Plus de flux qu'à Rungis
Ces chiffres montrent aussi que l'activité s'est largement diversifiée. «Nous enregistrons des flux importants. 377.000T de produits de la mer passent annuellement par Boulogne. À titre comparatif, Rungis comptabilise 155.000T sur sa plate-forme», souligne Pascal Labarre, consultant en produits de la mer à Boulogne.
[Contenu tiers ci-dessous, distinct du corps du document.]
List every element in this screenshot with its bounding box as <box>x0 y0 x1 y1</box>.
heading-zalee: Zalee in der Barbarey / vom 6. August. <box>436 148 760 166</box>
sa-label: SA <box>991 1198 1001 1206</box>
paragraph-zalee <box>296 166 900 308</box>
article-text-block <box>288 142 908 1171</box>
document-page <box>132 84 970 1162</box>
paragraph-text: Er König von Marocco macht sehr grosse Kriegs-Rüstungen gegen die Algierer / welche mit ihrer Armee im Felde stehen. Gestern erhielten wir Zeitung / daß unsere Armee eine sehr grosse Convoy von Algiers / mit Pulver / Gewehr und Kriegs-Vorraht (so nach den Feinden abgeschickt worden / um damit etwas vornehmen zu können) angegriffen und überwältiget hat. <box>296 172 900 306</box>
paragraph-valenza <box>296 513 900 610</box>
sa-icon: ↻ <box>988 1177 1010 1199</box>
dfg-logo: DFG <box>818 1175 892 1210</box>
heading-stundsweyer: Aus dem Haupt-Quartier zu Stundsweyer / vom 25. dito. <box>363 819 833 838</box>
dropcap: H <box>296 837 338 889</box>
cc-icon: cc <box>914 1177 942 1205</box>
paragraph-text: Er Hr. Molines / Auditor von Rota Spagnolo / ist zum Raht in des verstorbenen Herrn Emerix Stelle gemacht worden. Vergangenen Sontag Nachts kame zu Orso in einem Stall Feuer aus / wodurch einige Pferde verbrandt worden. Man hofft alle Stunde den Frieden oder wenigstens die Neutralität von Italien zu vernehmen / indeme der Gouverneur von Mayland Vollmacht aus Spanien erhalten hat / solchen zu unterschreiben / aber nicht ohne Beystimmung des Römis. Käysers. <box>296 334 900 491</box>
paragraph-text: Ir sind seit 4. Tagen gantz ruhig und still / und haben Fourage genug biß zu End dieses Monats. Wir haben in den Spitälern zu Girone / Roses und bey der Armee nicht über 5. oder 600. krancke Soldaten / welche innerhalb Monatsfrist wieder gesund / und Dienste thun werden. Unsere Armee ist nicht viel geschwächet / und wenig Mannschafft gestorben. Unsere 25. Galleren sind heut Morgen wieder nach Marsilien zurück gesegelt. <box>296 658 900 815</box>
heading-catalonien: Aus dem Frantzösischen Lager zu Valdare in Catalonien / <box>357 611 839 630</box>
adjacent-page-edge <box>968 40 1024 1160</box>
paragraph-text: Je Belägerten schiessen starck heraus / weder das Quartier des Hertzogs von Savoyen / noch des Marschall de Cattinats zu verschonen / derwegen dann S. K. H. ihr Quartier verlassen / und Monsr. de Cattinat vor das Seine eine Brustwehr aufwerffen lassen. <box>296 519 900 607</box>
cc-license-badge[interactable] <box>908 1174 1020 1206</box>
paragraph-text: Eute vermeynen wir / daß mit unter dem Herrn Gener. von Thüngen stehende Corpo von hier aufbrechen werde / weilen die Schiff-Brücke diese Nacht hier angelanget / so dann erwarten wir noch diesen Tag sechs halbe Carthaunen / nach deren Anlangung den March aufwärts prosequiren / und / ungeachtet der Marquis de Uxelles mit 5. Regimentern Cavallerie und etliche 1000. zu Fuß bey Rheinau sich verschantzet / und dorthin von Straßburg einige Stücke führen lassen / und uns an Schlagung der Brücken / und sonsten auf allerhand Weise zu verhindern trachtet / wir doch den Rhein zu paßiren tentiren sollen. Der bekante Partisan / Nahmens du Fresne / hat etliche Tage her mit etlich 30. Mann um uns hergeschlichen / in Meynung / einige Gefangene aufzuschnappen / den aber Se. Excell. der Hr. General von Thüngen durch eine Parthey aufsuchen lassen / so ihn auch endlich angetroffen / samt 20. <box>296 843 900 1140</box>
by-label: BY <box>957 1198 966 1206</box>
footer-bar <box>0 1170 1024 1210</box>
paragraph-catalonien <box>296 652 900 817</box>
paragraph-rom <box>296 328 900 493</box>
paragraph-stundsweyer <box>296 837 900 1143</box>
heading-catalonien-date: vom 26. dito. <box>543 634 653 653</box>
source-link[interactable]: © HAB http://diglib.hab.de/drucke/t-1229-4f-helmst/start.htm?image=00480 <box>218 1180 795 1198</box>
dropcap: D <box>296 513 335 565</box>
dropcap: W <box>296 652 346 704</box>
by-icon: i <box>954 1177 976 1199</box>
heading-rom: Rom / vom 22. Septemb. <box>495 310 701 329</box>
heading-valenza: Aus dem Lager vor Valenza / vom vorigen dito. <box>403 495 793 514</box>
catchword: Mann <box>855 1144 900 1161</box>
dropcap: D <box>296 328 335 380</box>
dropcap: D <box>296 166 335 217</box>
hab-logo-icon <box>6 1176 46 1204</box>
Le détail de ces 377.000T permet de voir que 38.000T concernent la pêche fraîche. Boulogne, toujours premier port de pêche français, s'affirme donc de plus en plus comme une véritable plate-forme de flux qui fait d'elle l'un des leaders européens de la transformation des produits de la mer. Aujourd'hui, elle concentre des activités de mareyage, filetage et frais emballé, de seconde transformation, conditionnement, valorisation des co-produits, négoce, transport et logistique.
Une double diversification
Cet équilibre sera-t-il suffisant pour conserver un rôle de leader? Proche de ports comme Vigo en Espagne en terme de typologie d'activités, la filière entend jouer la carte du benchmarking et de la logistique. «Les transporteurs et logisticiens présents sur notre territoire ont déjà la capacité de stocker ou de dégrouper des lots de différents produits issus des industries agroalimentaires.» Des entreprises comme Copromer réalise déjà 20% de leur chiffre d'affaires dans des produits autres que les produits de la mer. À l'instar de Norfrigo qui projette de construire de nouveaux frigos, les professionnels du transport et de la logistique souhaitent aller plus loin et se développer. Capécure 2, extension de Capécure, accueillera bien sûr des industriels de seconde transformation comme Océan Délices qui vient de poser sa première pierre mais aussi des acteurs du transport et de la logistique comme Tradimar qui va s'y implanter.
À l'international
Tournée vers la mer mais aussi vers la terre grâce à l'A16, Boulogne compte un volet international avec l'activité de négoce: 40 entreprises employant 331 personnes qui font du sourcing afin de répondre à l'augmentation de la demande en produits de la mer. L'international est fortement marqué avec la présence d'investisseurs étrangers. Il se manifeste aussi par la présence sur des salons de portée internationale comme l'ESE de Bruxelles ou le Sial de Paris où les industriels boulonnais se rendent. Enfin, l'université témoigne de cette évolution: l'IUP halieutique est aujourd'hui devenu un IUP agroalimentaire. Le CFPM (centre de formation des produits de la mer) entame aujourd'hui une démarche quasi similaire en diversifiant ses formations vers l'agroalimentaire.
Boulogne s'affirme comme l'un des leaders européens de la transformation des produits de la mer. Avec 5.000 emplois directs, la filière diversifie ses activités.